Wednesday, December 02, 2009

Colorado

Smack dab in the middle of "fly-over country," my home state Colorado is often derided as a cultural wasteland by snootier members of The Clock. While this opinion couldn't be further from the truth, recent stories in the Denver Post won't help me make my case (though I believe they all beg the question, Summit, anyone?):

Frozen Dead Guy's Fame Still Hot
Exactly 20 years ago, the body of Norwegian Bredo Morstol arrived in Nederland, where his grandson had hoped to open a cryonics facility. The facility never happened, but "Granpa Bredo," a.k.a. The Frozen Dead Guy, stayed behind — on dry ice in a local shed. ... He is the town's adopted son and top celebrity, featured on "The Tonight Show" in 2004 as Colorado's most interesting person. Morstol also is the namesake of the annual Frozen Dead Guy Days, which draws tens of thousands of people to this mountain town of 400 each March. "He's been a real good sport and given us a reason for a winter carnival," said local bookstore owner Kimba Stefane, president of the Nederland Area Chamber of Commerce. "It's a nice way for our small town to have a Day of the Dead, to laugh in the face of death a little bit."

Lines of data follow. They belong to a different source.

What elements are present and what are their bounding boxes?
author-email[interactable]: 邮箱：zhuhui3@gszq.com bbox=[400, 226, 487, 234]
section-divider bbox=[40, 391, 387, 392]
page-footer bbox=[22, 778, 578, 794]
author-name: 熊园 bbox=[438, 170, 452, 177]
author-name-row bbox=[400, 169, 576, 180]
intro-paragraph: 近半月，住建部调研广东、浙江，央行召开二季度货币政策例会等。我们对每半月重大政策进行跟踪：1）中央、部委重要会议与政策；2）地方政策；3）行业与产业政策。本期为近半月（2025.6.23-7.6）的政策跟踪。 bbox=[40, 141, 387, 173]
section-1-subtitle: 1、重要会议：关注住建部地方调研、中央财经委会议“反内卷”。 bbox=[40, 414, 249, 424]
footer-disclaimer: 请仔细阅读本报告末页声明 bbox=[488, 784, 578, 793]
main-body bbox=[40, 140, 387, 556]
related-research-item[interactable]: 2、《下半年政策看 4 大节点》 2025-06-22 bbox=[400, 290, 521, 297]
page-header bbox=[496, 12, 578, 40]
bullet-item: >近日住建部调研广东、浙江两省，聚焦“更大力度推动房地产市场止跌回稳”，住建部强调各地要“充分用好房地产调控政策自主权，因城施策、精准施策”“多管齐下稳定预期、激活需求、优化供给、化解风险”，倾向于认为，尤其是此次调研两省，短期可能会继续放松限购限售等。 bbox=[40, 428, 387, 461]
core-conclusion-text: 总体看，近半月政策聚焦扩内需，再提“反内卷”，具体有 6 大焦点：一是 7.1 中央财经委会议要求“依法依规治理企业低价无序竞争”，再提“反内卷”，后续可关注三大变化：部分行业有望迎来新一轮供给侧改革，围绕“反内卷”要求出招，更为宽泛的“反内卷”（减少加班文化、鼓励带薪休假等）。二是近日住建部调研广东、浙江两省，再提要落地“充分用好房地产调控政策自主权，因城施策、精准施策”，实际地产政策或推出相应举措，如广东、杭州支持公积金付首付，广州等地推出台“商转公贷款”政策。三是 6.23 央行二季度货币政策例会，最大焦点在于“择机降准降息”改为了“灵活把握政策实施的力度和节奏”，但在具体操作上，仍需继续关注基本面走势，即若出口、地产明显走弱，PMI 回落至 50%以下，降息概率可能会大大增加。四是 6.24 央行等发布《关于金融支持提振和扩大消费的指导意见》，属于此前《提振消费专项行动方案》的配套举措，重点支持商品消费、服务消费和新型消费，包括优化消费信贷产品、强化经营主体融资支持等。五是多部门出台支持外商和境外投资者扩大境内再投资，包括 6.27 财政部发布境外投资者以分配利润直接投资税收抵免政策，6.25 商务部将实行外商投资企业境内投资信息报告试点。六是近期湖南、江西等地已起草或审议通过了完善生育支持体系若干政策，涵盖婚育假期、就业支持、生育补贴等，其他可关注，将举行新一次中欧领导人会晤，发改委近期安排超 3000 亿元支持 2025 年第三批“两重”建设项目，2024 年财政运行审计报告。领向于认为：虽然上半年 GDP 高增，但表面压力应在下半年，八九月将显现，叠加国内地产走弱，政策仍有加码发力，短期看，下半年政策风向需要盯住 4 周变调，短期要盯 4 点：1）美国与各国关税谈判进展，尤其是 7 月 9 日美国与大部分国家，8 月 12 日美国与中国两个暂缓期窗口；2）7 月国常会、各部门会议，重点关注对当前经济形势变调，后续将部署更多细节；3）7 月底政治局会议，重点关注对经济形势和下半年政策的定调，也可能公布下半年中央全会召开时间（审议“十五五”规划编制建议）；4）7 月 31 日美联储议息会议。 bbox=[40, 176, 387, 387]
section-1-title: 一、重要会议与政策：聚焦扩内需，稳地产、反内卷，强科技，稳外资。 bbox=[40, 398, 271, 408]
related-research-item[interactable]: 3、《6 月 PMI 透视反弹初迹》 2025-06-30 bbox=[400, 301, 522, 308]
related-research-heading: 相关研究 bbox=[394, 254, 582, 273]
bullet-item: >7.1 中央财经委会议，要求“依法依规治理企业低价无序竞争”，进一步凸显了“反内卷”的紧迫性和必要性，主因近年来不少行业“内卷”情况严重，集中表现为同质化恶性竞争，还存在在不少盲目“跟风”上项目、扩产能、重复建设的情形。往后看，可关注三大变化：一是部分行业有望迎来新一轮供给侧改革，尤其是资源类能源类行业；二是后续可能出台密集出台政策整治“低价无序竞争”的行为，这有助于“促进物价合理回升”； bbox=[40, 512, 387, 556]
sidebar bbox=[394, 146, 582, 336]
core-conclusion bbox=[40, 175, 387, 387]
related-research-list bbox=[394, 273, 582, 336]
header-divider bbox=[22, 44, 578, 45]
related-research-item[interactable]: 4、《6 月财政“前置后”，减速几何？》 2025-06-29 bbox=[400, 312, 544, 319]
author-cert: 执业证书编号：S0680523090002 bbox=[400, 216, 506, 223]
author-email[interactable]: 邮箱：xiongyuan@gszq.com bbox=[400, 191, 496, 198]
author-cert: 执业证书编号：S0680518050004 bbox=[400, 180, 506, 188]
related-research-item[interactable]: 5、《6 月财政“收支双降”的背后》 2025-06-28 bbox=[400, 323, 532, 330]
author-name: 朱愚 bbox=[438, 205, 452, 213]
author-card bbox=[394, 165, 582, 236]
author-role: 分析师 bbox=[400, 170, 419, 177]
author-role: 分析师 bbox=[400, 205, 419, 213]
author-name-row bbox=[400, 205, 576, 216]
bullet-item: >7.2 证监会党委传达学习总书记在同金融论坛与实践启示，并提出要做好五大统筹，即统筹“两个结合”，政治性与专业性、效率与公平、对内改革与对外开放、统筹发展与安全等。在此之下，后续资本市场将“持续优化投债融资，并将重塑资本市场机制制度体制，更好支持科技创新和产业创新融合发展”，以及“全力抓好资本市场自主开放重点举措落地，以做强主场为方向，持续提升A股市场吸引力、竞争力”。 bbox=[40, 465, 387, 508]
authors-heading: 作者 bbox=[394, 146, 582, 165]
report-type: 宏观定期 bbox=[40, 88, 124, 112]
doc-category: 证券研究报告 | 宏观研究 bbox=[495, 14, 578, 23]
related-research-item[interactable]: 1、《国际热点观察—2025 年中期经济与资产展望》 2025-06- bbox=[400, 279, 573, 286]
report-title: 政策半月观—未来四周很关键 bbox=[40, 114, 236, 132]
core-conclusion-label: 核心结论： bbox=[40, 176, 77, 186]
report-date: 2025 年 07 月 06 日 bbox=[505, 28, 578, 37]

No observances were planned this week, she said, but committees are busy picking a T-shirt design, lining up sponsors and musical acts and other preparations for the next Frozen Dead Guy Days, March 5-7.

Denver's Gorilla Run sets world record
More than 1,000 people in gorilla suits crammed streets and bike paths in [Denver neighborhood] LoDo Saturday morning, setting a Guiness [sic] World Record for the most people dressed as gorillas in one location. The 1,061 simulated simians were participating in the 6th annual Denver Gorilla Run, a 3.5-mile charity run/walk to help mountain gorilla conservation.

Saturday's run cost $99.95 for first-time participants to sign up — but came with a gorilla suit that runners got to keep. It followed a course through LoDo that began and ended at the Wynkoop Brewing Co. The fastest runner finished in 22 minutes, according to race organizers.











A new Scots-themed establishment in downtown Denver

Friday's lunch rush was in full swing at the Tilted Kilt Pub & Eatery... and Kelly Bentley was bustling in a tartan costume that covered about as much skin as a plaid bikini.

"How's the burger?" Bentley, a striking brunette, asked a businessman dining at her packed bar. "Who cares?" he replied. His gaze wasn't fixed on her eyes.

The Tilted Kilt is coming on strong, with plans to open seven more regional outlets in the next three years... The chain debuted in Las Vegas in 2003. Nationwide, nearly 30 stores have opened in the past two years. Another 70 are on the drawing board.

But the wink-nudge quotient is overt, more so than Hooters, the almost quaintly risque franchise that still tries to convince folks they're all about owls... Tilted Kilt waitress costumes are skimpy. The plunging tops contain the young women about as well as a Dixie cup holds a pint of Guinness... As for the wee kilts' low-rise waistbands? Let's just say that if you superimposed a Tilted Kilt waitress on a world map, the kilt's top would flirt with the Brazilian border... Male waiters wear standard, knee-length kilts.

"We call these places 'breastaurants,' " said John Imbergamo, a veteran Denver restaurant consultant. "Everyone is trying to find the unique ingredient that drives sales and it's not enough to sell the biggest beer or the hottest wings." The Kilt's menu... include(s) Big Arse burgers and Fat Bastard's Meatloaf Sandwich.

...Waitresses are encouraged to sit down and chat up customers in the hopes of currying repeat visits. Their outfits are not for everybody — or every body — and prospective waitstaff must audition in the kilts... A recent afternoon found attorney John Lubitz all but agog... "This is the greatest restaurant," he said. "I've been here two days in a row. I love it."